Learn Like The Pro: Norms from Theory to Size Neural Computation

TL;DR

This paper introduces a theory-based method to determine neural network sizes using a Learnability metric derived from dynamical systems, enabling size estimation without training data.

Contribution

It proposes a novel, training-free approach to estimate neural network sizes based on dynamical system norms, bridging theory and neural network design.

Findings

Provides exact sizing for neural networks with multiplicative nodes.

Offers tight lower bounds for classical feed-forward networks.

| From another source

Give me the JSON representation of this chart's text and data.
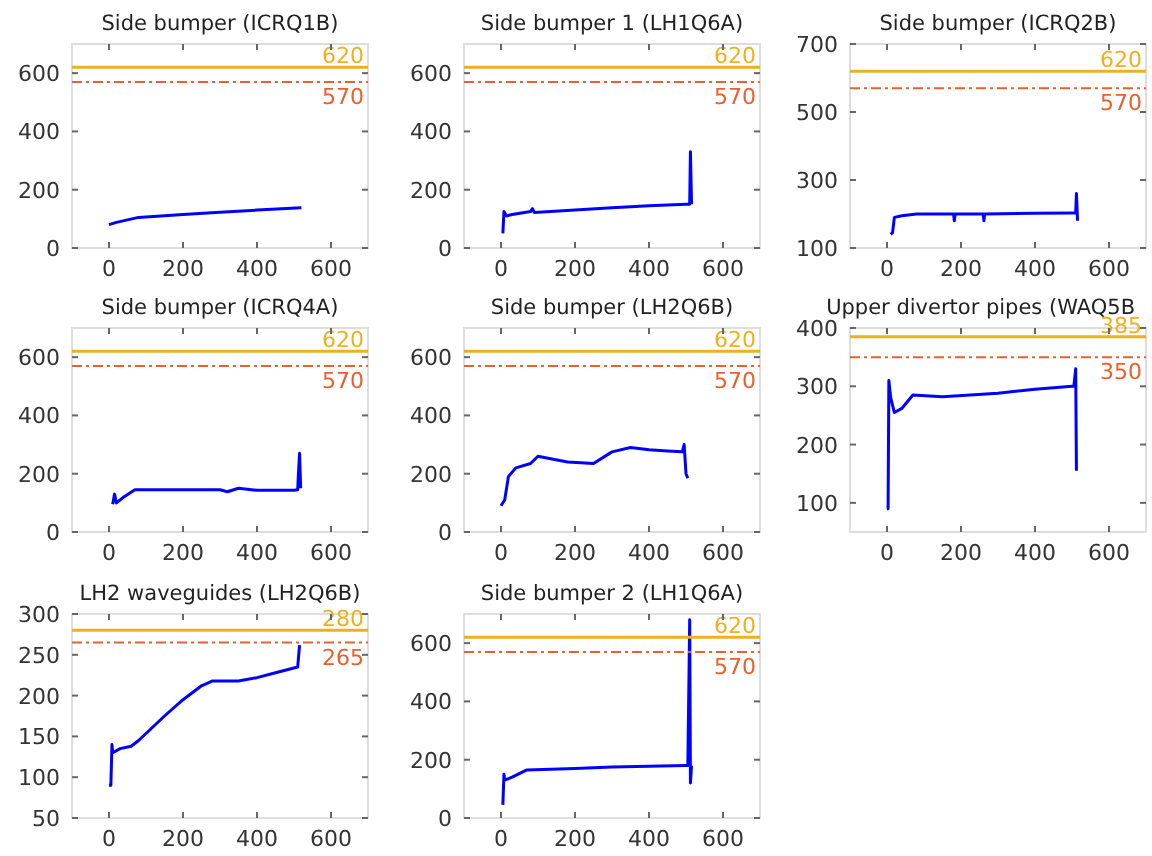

The approach aligns well with simulated assessments.

Abstract

The optimal design of neural networks is a critical problem in many applications. Here, we investigate how dynamical systems with polynomial nonlinearities can inform the design of neural systems that seek to emulate them. We propose a Learnability metric and its associated features to quantify the near-equilibrium behavior of learning dynamics. Equating the Learnability of neural systems with equivalent parameter estimation metric of the reference system establishes bounds on network structure. In this way, norms from theory provide a good first guess for neural structure, which may then further adapt with data. The proposed approach neither requires training nor training data. It reveals exact sizing for a class of neural networks with multiplicative nodes that mimic continuous- or discrete-time polynomial dynamics. It also provides relatively tight lower size bounds for classical feed-forward networks that is consistent with simulated assessments.